予防理学療法分野の今後。PT協会が総額1億円の研究助成の公募。
理学療法士協会が予防分野に対しての研究助成の公募をしていますね。
助成金額がなんと、、、総額1億円!!!
採択する研究課題数が上限5件を程度を考えているようなので、単純計算で1件あたり2千万円あたりの助成金となりますね。
1件あたりの助成金の助言も場合によっては5千万円まで設定可能としているようで、かなり予防分野の確立に対して力を入れてきてますね。
公募の背景に2025年問題における社会保障費の抑制を掲げてはいますが、それにしては今からこのような公募をするのは少し後手後手のような印象もありますけどね。
2025年問題のまとめです。
physicalkun.hatenablog.com
さらにその先もまとめてみた2042年問題です。興味があれば参考に。
physicalkun.hatenablog.com
まぁ金額が金額なので、公募に至る過程も複雑な流れがあったのだとは思います。
本日は、この研究助成の内容を簡単にまとめて、理学療法士協会の予防に対する考えを理解しておきたいと思います。
研究助成の分野は??
予防理学療法の確立を目的とした大規模臨床研究に対する研究助成の公募です。
研究期間は原則2事業年度らしいですが、1事業年度でも可能らしいです。
研究組織の中に、医療経済学の専門家を少なくとも1人含むことも条件とされています。
具体的なテーマは??
予防理学療法分野の中で、具体的な3つのテーマを掲げています。
研究テーマ 1:健康寿命の延伸(生活習慣病等の発生・増悪予防)に関する予防理学療法
運動療法を主とした理学療法を通じた健康寿命の延伸をテーマ。
生活習慣病等の発生・増悪予防といった健康寿命の延伸を阻害する疾患や障害等に対する標準化された理学療法プログラムの確立。ならびに、理学療法が社会保障費抑制に及ぼす影響を検討する研究
研究テーマ 2:転倒に関する予防理学療法
運動療法を主とした理学療法を通じた転倒予防や転倒に関連する身体的要因等の解明をテーマ。
転倒を予防するための標準化された理学療法プログラムの確立。ならびに、理学療法が社会保障費抑制に及ぼす影響を検討する研究
研究テーマ 3:要介護状態の発生・増悪に関する予防理学療法
運動療法を主とした理学療法を通じた要介護状態の発生や増悪予防をテーマ。
認知症など要介護状態の発生や増悪に関連する要因に対する標準化された理学療法プログラムの確立。ならびに、理学療法が社会保障費抑制に及ぼす影響を検討する研究
ん~、私も地域に出て地域在住の高齢者に対して運動指導をすることがありますが、なかなかどのテーマも興味深いテーマだと思います。

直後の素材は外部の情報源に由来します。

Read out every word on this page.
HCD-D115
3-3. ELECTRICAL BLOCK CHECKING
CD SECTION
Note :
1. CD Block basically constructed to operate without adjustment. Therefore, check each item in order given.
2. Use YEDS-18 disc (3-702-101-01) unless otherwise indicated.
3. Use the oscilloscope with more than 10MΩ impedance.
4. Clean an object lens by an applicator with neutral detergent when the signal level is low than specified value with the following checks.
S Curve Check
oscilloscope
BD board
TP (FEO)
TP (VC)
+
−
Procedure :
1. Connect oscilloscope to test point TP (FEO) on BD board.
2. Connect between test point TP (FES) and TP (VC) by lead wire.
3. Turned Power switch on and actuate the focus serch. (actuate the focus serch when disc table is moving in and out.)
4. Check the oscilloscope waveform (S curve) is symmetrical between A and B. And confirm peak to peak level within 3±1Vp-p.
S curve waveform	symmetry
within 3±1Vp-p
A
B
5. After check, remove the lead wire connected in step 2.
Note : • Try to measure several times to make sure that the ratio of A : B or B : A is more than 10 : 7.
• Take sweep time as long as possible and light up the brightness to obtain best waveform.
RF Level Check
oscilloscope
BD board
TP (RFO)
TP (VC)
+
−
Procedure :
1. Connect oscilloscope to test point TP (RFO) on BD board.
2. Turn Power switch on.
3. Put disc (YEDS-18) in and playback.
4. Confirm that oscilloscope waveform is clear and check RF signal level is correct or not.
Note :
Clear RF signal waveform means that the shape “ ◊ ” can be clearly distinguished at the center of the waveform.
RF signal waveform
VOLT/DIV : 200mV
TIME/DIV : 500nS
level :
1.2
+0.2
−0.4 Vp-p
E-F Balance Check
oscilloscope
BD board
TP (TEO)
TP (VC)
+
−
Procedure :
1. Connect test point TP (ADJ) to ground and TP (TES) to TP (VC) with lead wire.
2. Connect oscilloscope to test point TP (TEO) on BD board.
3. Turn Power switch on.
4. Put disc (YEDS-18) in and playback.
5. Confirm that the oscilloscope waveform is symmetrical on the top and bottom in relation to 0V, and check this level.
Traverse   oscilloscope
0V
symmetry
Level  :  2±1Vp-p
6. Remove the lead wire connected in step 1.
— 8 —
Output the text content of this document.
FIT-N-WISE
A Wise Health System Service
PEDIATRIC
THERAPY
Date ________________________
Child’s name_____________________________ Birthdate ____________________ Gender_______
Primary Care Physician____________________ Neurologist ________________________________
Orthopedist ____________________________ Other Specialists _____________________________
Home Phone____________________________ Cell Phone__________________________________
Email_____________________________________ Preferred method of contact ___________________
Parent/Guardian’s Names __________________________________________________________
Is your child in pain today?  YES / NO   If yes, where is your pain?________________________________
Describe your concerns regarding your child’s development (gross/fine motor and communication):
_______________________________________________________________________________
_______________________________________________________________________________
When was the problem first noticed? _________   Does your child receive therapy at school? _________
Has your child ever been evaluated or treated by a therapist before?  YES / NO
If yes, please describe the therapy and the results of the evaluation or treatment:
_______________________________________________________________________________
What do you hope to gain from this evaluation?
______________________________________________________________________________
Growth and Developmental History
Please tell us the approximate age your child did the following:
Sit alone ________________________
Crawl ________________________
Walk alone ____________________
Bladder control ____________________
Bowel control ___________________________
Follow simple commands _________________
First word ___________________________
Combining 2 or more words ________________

特に、テーマ2の転倒予防に関しては、予防理学療法だけでなく、病棟での転倒予防にも活かせるかもしれませんね。
注意点として、すべてのテーマにおいて、outcome指標の1つに医療経済学的指標を含むことが条件付けられています。
また、大規模臨床研究なので、他施設共同による無作為化対象試験、または、地方自治体と連携した大規模集団を対象とした横断的・縦断的調査がのぞましいとされています。
公募を見た感想
まず思ったことは、やはり公募するタイミングが遅いことでしょうか。
予防分野での理学療法士の関わりのメリットは以前からゆわれていたので、本格的に職域を拡大し、理学療法士の地位を押し上げるにはもっと早くからこのような取り組みが行われていてもよかったのかなと思います。
あとは、すでに地域での運動指導による成果は一部の地域で結果として出ていたような気がするのですが。
これに関しては私もあまり詳しく把握しているわけではないので、また勉強してみます。
あとは助成金額の話。金額も金額なので。このような助成金は理学療法士協会の年会費から捻出されるんでしょうかね?
理学療法士協会への加入率は80%超だったと思います。ほかの医療職、例えば医師は60%、看護師50%などほかの職能団体に比べると加入率はかなり高い数字となっています。
これは協会への期待度なのか?私が入職したころは入るのが当たり前の流れだったので特に考えず入りましたが。
この加入率をうまく活かしながら協会にはこれからも頑張ってほしいですね。
本日も最後までお付き合いありがとうございました。